Not sure what happened, but here we go:
| model | test | t/s | peak t/s | ttfr (ms) | est_ppt (ms) | e2e_ttft (ms) |
|:-------------------------|---------------:|------------------:|-------------:|----------------:|----------------:|----------------:|
| Qwen/Qwen3.6-35B-A3B-FP8 | pp2048 | 5689.70 ± 2687.84 | | 542.93 ± 384.18 | 541.61 ± 384.18 | 543.00 ± 384.18 |
| Qwen/Qwen3.6-35B-A3B-FP8 | tg128 | 75.11 ± 3.16 | 78.00 ± 0.00 | | | |
| Qwen/Qwen3.6-35B-A3B-FP8 | pp2048 @ d4096 | 7387.81 ± 1504.92 | | 875.42 ± 208.01 | 874.10 ± 208.01 | 875.49 ± 208.01 |
| Qwen/Qwen3.6-35B-A3B-FP8 | tg128 @ d4096 | 76.43 ± 0.05 | 77.00 ± 0.00 | | | |
| Qwen/Qwen3.6-35B-A3B-FP8 | pp2048 @ d8192 | 8351.93 ± 24.08 | | 1227.52 ± 3.63 | 1226.19 ± 3.63 | 1227.57 ± 3.64 |
| Qwen/Qwen3.6-35B-A3B-FP8 | tg128 @ d8192 | 76.12 ± 0.16 | 77.00 ± 0.00 | | | |
llama-benchy (0.3.5)
date: 2026-04-16 17:58:00 | latency mode: api
EDIT:
The delta to my previously very unimpressive result is that I took out MTP: --speculative-config '{"method":"mtp","num_speculative_tokens":2}' – I am testing this but didn’t get a performance speed-up with it. Quite the contrary.

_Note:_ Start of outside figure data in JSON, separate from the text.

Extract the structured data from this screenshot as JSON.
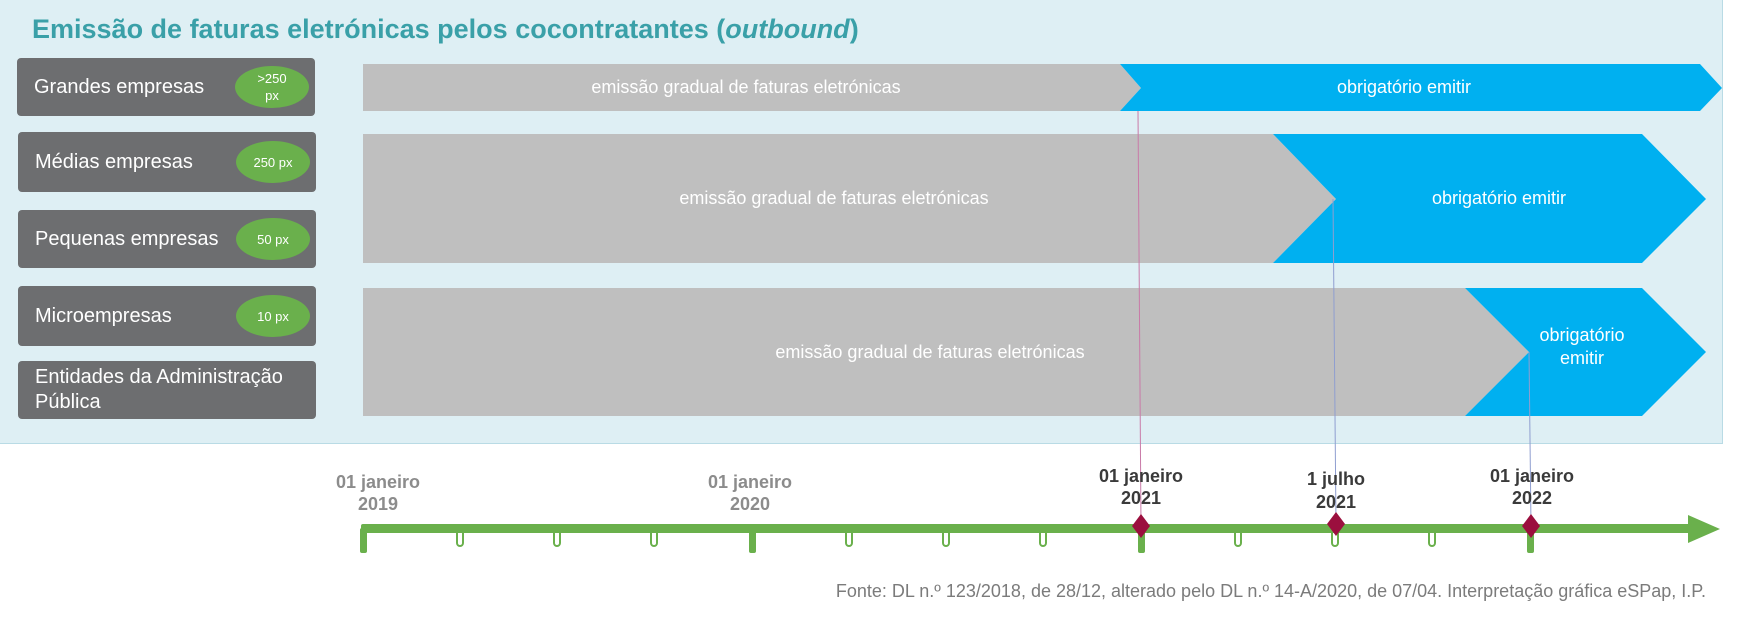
{
  "header": {
    "title": "Emissão de faturas eletrónicas pelos cocontratantes (",
    "title_em": "outbound",
    "title_end": ")"
  },
  "categories": [
    {
      "label": "Grandes empresas",
      "badge": ">250 px"
    },
    {
      "label": "Médias empresas",
      "badge": "250 px"
    },
    {
      "label": "Pequenas empresas",
      "badge": "50 px"
    },
    {
      "label": "Microempresas",
      "badge": "10 px"
    },
    {
      "label": "Entidades da Administração Pública",
      "badge": ""
    }
  ],
  "bars": [
    {
      "gradual_label": "emissão gradual de faturas eletrónicas",
      "mandatory_label": [
        "obrigatório emitir"
      ],
      "mandatory_from": "01 janeiro 2021"
    },
    {
      "gradual_label": "emissão gradual de faturas eletrónicas",
      "mandatory_label": [
        "obrigatório emitir"
      ],
      "mandatory_from": "1 julho 2021"
    },
    {
      "gradual_label": "emissão gradual de faturas eletrónicas",
      "mandatory_label": [
        "obrigatório",
        "emitir"
      ],
      "mandatory_from": "01 janeiro 2022"
    }
  ],
  "timeline": {
    "labels": [
      {
        "lines": [
          "01 janeiro",
          "2019"
        ],
        "highlight": false
      },
      {
        "lines": [
          "01 janeiro",
          "2020"
        ],
        "highlight": false
      },
      {
        "lines": [
          "01 janeiro",
          "2021"
        ],
        "highlight": true
      },
      {
        "lines": [
          "1 julho",
          "2021"
        ],
        "highlight": true
      },
      {
        "lines": [
          "01 janeiro",
          "2022"
        ],
        "highlight": true
      }
    ]
  },
  "colors": {
    "gradual": "#bfbfbf",
    "mandatory": "#00b0f0",
    "timeline": "#6ab04c",
    "milestone": "#9b0f3e",
    "date_muted": "#8c8c8c",
    "date_strong": "#3a3a3a"
  },
  "footer": {
    "source": "Fonte: DL n.º 123/2018, de 28/12, alterado pelo DL n.º 14-A/2020, de 07/04. Interpretação gráfica eSPap, I.P."
  }
}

OK. Test of VS Code CoPilot failed due to an ongoing GitHub incident:
Update - We found an issue that impacts 70% of Codespaces. We are engaged with the provider and working towards mitigation.
Apr 16, 2026 - 15:49 UTC
Update - We are experiencing degraded performance in Codespaces related to creating a new Codespace or starting an existing Codespace from the VS Code editor. SSH connections to Codespaces are not impacted. We are working toward mitigation and will continue to keep you updated on progress.

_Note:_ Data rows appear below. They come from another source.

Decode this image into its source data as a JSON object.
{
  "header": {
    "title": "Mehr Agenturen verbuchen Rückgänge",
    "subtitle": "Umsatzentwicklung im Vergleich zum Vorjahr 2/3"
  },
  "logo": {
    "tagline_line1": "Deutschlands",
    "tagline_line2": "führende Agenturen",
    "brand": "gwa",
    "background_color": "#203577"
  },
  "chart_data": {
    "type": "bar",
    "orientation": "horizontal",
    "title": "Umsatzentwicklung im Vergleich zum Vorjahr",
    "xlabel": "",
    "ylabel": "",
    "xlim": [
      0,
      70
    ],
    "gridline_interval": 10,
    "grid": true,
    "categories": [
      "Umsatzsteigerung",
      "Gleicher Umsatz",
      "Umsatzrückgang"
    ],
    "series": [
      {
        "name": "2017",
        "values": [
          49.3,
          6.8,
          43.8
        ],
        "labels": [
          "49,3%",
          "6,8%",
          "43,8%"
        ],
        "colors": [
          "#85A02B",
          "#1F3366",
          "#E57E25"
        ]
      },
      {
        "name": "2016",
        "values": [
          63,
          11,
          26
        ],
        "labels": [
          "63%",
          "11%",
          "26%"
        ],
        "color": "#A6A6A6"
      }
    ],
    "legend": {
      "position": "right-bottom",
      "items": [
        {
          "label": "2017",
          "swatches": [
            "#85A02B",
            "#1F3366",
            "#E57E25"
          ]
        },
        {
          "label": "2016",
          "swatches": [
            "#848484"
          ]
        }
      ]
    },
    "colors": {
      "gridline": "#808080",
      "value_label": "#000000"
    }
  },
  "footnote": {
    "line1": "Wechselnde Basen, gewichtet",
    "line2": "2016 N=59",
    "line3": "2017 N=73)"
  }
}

Falling back to Claude Code / opencode for testing.
…Why do I need Codespaces?
--speculative-config '{"method":"mtp","num_speculative_tokens":2}' may have been the culprit. Did you get MTP to work?
Funnily enough it is now failing TC14 – 97% at ToolCall-15.
awesome i need to benchmark it !
What a time to have local AI haha
The outage is definitely not restricted to codespaces. Lots of VS Code stuff has been broken on and off all day (I filed an issue earlier ).
I have some evals running on this model and will update GitHub - DanTup/spark-evals: Some benchmark results of small models and quants that fit on DGX Spark · GitHub as they complete (they’re going to take many many hours though).
dbsci
April 16, 2026, 4:54pm
16
Still working on iteration to figure out the best recipe, but recipe is added to Spark Arena repos and usable via sparkrun .
Update Registries
sparkrun update
Run Recipe
sparkrun run qwen3.6-35b-a3b-fp8-vllm
Feel free to suggest improvements to the official recipe via PR: GitHub - spark-arena/recipe-registry: Official Spark Arena Recipe Registry · GitHub .
Work on quants & MTP are ongoing.
The sparkrun recipe won’t be groundbreaking to the regulars here, but it’s there to make it easily accessible.
Wow. It works flawlessly here. The code seems really good. When I enter two prompts, I get this. The only issue is that German spelling isn’t perfect with these model sizes. The same problem occurs with the “Queen 3.5” models as well. The larger models can spell German correctly.
Qwen/Qwen3.6-35B-A3B-FP8 · Hugging Face Love how they are throwing in all of the Claw & Agent benchmarks now as well :-)
Would --tensor-parallel-size 8 help as per the readme? I tried it and crashed.
Poor ticket system… don’t cry… the Jens is cheating with AI Agents…
OpenCode seems to like this model, too.